Therapeutic Drug Monitoring for Precision Dosing of Janus Kinase Inhibitors: Protocol for a Prospective Observational Study.

Background: Janus kinase inhibitors (JAKIs) are small molecules used orally to treat inflammatory and hematological disorders. They have demonstrated impressive efficacy across multiple indications. However, concerns have emerged regarding their safety profile. Despite their growing clinical use, therapeutic drug monitoring is not yet established for JAKIs, but it could help address exposure-dependent efficacy and tolerability issues through individualized treatment approaches.

Objective: This protocol aims to characterize the pharmacokinetics of the 6 most prescribed JAKIs in Switzerland (abrocitinib, baricitinib, fedratinib, ruxolitinib, tofacitinib, and upadacitinib) and identify factors influencing drug exposure. It seeks to explore exposure-response relationships to assess the impact of drug exposure markers on efficacy and safety. Ultimately, these findings will contribute to establishing therapeutic intervals.
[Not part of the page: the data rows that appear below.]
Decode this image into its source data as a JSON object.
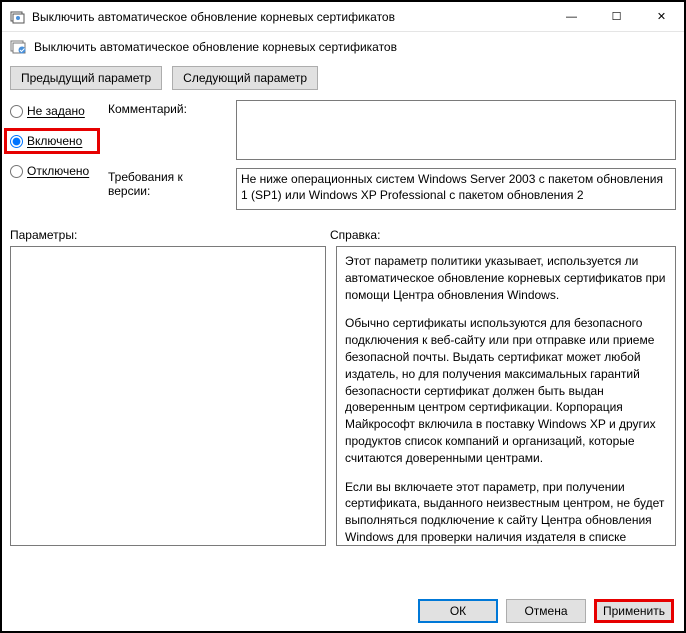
{
  "window": {
    "title": "Выключить автоматическое обновление корневых сертификатов",
    "subtitle": "Выключить автоматическое обновление корневых сертификатов",
    "minimize": "—",
    "maximize": "☐",
    "close": "✕"
  },
  "nav": {
    "prev": "Предыдущий параметр",
    "next": "Следующий параметр"
  },
  "radios": {
    "not_configured": "Не задано",
    "enabled": "Включено",
    "disabled": "Отключено",
    "selected": "enabled"
  },
  "fields": {
    "comment_label": "Комментарий:",
    "comment_value": "",
    "requirements_label": "Требования к версии:",
    "requirements_value": "Не ниже операционных систем Windows Server 2003 с пакетом обновления 1 (SP1) или Windows XP Professional с пакетом обновления 2"
  },
  "lower": {
    "params_label": "Параметры:",
    "help_label": "Справка:",
    "help_p1": "Этот параметр политики указывает, используется ли автоматическое обновление корневых сертификатов при помощи Центра обновления Windows.",
    "help_p2": "Обычно сертификаты используются для безопасного подключения к веб-сайту или при отправке или приеме безопасной почты. Выдать сертификат может любой издатель, но для получения максимальных гарантий безопасности сертификат должен быть выдан доверенным центром сертификации. Корпорация Майкрософт включила в поставку Windows XP и других продуктов список компаний и организаций, которые считаются доверенными центрами.",
    "help_p3": "Если вы включаете этот параметр, при получении сертификата, выданного неизвестным центром, не будет выполняться подключение к сайту Центра обновления Windows для проверки наличия издателя в списке доверенных центров сертификации Майкрософт."
  },
  "buttons": {
    "ok": "ОК",
    "cancel": "Отмена",
    "apply": "Применить"
  }
}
Methods: This prospective observational study, conducted throughout Switzerland, was approved by the Cantonal Ethics Committee in August 2023. Consenting adults (aged ≥18 years) who are capable of judgment and who are prescribed JAKIs are enrolled in the study, either for sparse sampling during routine medical visits to collect trough or random plasma concentrations or for a detailed pharmacokinetic substudy involving serial blood sampling over an 8-hour period. The characterization of JAKI pharmacokinetics, including associated variability and the effect of specific covariates, such as age, body weight, BMI, sex, disease type, drug-drug interactions, or concomitant pathophysiological conditions, will be performed using nonlinear mixed effect modeling techniques. Relationships between JAKI exposure and efficacy and safety will be assessed.

Results: By August 2024, a total of 276 blood samples were collected from 107 patients, the majority being female individuals (n=62, 57.9%). The patients had a median age of 51 (range 17-87) years and a median body weight of 69 (range 39-132) kg. Most patients recruited were taking ruxolitinib (n=44, 41.1%), upadacitinib (n=39, 36.4%), or baricitinib (n=11, 10.3%).
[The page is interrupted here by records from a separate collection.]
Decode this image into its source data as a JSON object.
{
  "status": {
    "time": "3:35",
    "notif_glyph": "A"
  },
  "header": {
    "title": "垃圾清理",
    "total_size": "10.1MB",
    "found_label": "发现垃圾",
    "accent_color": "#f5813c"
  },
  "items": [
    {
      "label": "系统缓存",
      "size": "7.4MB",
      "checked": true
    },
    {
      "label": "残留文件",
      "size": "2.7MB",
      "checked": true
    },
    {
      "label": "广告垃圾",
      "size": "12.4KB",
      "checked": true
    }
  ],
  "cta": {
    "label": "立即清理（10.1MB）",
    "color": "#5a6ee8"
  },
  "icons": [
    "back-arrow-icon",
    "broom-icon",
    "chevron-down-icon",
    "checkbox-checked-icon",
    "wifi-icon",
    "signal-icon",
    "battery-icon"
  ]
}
Conclusions: The framework of the study will allow the characterization of the pharmacokinetic profiles of JAKIs and their variability in real-world conditions. On the basis of novel therapeutic drug monitoring approaches, we expect to explore the relationship between drug exposure, treatment response, and tolerability, providing essential information for precise dose optimization.

International Registered Report Identifier (irrid): RR1-10.2196/70312.